Tumi Rabanye returns to Kaya 959 as head of marketing

Tumi Rabanye has been appointed head of marketing at Kaya 959, marking a strategic leadership move for one of South Africa’s most recognizable urban radio brands as it sharpens its product offering and expands its digital and omni-channel presence.

The appointment comes at a pivotal moment for the station, which is positioning itself for renewed brand growth, deeper audience engagement and commercial innovation in a highly competitive media landscape.

For Rabanye, the move represents both a professional milestone and a personal homecoming. “I cut my teeth in broadcast as a strategist and brand manager, and I have always had a deep passion for music and radio,” she said. “Kaya has felt like home to me for many years. I have grown with the brand long before I was even the target market. Now I look forward to growing it further with clarity, pride and purpose.

Rabanye brings more than two decades of experience in brand strategy and marketing communications. She joins Kaya 959 from Leagas Delaney South Africa, where she most recently served as managing partner and head of strategy, leading creative, data-driven and long-term brand strategies across sectors including broadcasting, telecommunications and financial services.

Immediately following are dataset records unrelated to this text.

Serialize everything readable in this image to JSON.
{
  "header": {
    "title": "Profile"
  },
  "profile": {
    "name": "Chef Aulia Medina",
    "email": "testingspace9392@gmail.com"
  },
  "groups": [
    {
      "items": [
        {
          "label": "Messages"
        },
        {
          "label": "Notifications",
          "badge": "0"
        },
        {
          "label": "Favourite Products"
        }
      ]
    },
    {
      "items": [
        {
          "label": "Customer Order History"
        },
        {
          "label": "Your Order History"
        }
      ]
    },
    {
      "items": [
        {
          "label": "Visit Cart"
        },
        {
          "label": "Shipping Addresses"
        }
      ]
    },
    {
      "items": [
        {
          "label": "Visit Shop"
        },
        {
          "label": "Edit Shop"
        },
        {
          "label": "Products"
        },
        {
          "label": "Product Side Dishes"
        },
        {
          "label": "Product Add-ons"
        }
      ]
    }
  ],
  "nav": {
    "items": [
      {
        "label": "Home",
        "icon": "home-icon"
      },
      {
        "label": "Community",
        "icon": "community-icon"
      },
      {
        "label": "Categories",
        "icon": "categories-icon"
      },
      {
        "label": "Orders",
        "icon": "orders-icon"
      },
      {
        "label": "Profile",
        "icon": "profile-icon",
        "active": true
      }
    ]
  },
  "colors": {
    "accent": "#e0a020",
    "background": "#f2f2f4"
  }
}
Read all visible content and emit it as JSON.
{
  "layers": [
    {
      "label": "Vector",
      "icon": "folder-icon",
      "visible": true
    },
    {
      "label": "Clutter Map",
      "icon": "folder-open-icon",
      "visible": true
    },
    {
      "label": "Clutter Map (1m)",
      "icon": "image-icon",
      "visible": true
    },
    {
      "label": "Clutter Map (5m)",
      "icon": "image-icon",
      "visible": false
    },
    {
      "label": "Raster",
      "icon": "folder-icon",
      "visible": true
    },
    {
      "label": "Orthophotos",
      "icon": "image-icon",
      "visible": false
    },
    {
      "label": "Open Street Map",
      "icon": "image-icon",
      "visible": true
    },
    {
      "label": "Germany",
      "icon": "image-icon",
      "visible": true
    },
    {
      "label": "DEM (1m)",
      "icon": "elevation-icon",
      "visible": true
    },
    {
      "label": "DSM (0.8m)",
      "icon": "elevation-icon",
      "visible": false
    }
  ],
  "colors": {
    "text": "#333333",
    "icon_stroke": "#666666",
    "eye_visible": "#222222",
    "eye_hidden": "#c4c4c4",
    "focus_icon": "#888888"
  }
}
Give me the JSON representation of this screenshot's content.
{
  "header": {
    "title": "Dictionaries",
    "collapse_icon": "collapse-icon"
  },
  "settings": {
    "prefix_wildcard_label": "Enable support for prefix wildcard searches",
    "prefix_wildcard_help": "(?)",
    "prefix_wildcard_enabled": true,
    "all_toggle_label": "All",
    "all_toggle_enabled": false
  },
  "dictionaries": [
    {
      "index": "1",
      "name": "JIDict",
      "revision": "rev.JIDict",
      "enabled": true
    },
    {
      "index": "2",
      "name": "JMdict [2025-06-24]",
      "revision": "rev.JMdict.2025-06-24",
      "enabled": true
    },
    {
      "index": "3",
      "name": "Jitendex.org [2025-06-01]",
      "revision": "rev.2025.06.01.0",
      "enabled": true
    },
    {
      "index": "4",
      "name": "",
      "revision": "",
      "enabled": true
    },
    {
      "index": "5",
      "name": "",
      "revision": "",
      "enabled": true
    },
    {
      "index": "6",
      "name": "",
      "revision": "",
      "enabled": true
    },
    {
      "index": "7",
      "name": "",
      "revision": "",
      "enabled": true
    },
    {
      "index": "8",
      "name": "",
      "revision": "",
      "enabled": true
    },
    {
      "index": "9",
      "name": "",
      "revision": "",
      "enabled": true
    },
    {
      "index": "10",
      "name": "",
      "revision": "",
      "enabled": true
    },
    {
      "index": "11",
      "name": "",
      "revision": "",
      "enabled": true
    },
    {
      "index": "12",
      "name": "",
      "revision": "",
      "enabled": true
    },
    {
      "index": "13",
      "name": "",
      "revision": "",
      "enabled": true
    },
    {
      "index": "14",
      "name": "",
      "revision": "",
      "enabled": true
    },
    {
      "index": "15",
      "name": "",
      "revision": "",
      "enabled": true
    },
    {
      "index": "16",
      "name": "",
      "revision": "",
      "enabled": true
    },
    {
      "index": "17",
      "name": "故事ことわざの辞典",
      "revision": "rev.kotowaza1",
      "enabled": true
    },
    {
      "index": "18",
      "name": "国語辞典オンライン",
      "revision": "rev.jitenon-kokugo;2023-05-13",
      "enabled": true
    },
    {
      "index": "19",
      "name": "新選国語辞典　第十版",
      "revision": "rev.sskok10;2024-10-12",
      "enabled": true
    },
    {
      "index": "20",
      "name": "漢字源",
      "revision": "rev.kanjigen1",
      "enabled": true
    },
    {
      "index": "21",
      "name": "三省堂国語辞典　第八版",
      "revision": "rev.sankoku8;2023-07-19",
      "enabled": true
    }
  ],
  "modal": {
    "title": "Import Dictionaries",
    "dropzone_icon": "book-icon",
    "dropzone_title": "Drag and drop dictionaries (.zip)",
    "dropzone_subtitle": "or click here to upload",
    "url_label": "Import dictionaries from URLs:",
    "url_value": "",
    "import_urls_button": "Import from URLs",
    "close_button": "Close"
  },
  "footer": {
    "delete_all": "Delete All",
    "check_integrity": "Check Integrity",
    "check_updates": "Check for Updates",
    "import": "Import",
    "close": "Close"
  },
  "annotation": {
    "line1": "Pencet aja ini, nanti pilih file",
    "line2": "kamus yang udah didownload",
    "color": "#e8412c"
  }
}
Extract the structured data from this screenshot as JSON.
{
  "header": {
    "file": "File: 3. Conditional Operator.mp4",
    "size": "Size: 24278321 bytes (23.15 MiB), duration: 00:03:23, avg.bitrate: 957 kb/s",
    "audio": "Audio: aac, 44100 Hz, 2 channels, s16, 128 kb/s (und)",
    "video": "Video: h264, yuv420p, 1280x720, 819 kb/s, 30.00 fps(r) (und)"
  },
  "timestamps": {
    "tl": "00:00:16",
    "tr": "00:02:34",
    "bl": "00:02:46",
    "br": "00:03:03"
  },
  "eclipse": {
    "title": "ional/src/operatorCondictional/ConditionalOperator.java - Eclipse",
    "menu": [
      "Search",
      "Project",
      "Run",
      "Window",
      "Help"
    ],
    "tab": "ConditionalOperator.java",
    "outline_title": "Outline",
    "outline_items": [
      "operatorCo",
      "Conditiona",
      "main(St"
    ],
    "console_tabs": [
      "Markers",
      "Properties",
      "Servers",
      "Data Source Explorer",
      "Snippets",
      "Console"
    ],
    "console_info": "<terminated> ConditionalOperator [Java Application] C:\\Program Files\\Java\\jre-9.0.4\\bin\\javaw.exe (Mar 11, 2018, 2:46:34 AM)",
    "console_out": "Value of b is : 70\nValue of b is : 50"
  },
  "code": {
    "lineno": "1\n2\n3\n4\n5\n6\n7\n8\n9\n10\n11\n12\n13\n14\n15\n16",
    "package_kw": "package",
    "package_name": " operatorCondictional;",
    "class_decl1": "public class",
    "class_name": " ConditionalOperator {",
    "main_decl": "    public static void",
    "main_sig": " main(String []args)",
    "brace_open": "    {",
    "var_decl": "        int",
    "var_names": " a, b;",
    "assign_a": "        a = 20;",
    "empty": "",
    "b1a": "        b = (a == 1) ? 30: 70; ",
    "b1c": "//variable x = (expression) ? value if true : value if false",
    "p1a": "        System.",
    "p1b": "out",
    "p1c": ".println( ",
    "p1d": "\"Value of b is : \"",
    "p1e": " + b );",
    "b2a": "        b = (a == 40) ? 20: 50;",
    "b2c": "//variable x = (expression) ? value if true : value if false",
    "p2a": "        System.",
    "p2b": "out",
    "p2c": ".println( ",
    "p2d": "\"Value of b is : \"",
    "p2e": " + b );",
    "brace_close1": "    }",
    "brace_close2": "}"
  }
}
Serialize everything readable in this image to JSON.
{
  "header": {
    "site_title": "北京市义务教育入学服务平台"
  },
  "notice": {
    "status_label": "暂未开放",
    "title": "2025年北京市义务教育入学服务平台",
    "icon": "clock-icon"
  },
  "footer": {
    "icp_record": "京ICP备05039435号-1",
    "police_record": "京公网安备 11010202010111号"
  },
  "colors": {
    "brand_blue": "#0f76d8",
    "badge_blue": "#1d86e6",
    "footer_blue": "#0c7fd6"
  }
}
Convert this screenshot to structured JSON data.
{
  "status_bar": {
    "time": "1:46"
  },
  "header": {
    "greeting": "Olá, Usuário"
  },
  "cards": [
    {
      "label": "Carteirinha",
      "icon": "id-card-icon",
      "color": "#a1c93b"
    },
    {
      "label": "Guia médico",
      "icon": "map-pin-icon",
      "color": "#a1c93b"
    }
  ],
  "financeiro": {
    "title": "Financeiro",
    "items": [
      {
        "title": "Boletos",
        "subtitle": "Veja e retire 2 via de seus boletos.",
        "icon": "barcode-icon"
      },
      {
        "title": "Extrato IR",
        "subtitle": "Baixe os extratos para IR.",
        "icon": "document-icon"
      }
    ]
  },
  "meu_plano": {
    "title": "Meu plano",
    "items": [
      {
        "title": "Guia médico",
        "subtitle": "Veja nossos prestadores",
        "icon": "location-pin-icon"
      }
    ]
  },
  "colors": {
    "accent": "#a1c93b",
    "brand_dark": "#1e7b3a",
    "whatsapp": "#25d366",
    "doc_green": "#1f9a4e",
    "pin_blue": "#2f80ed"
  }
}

She described Kaya 959 as a “buoyant brand” with a deeply loyal audience, noting that the station is currently focused on refining its product. “We need to get the juice and the sauce right,” Rabanye said. “But beyond that, our role is to honor that loyalty, sharpen our messaging and build a fully integrated brand that lives naturally in the worlds of both our audiences and our clients.”

Central to her vision is reinforcing Kaya’s identity as an inclusive and aspirational platform that reflects the complexity of modern South African life. “Kaya means home. It is where life stories begin,” she said. “South Africans live in multiple worlds, we switch languages, we switch roles and we move fluidly across different spaces. Kaya should reflect that dynamism.”

Operating in a cautious economic environment, Rabanye emphasized the importance of clarity and consistency in strengthening advertiser relationships and unlocking sustainable growth. “Marketing budgets are often the first to be cut in times of uncertainty,” she said. “Our responsibility is to deliver consistency in performance and create owned properties that provide measurable value.”

By tightening brand architecture and equipping sales teams with a clearer commercial proposition, she believes the station can drive long-term growth while maintaining its cultural relevance at home and abroad.

Kaya 959, based in Johannesburg, is widely regarded as a cultural touchstone in South Africa’s media landscape, blending music, talk and lifestyle content aimed at an urban, upwardly mobile audience. Rabanye’s return signals a renewed focus on brand pride, audience connection and future-ready broadcasting.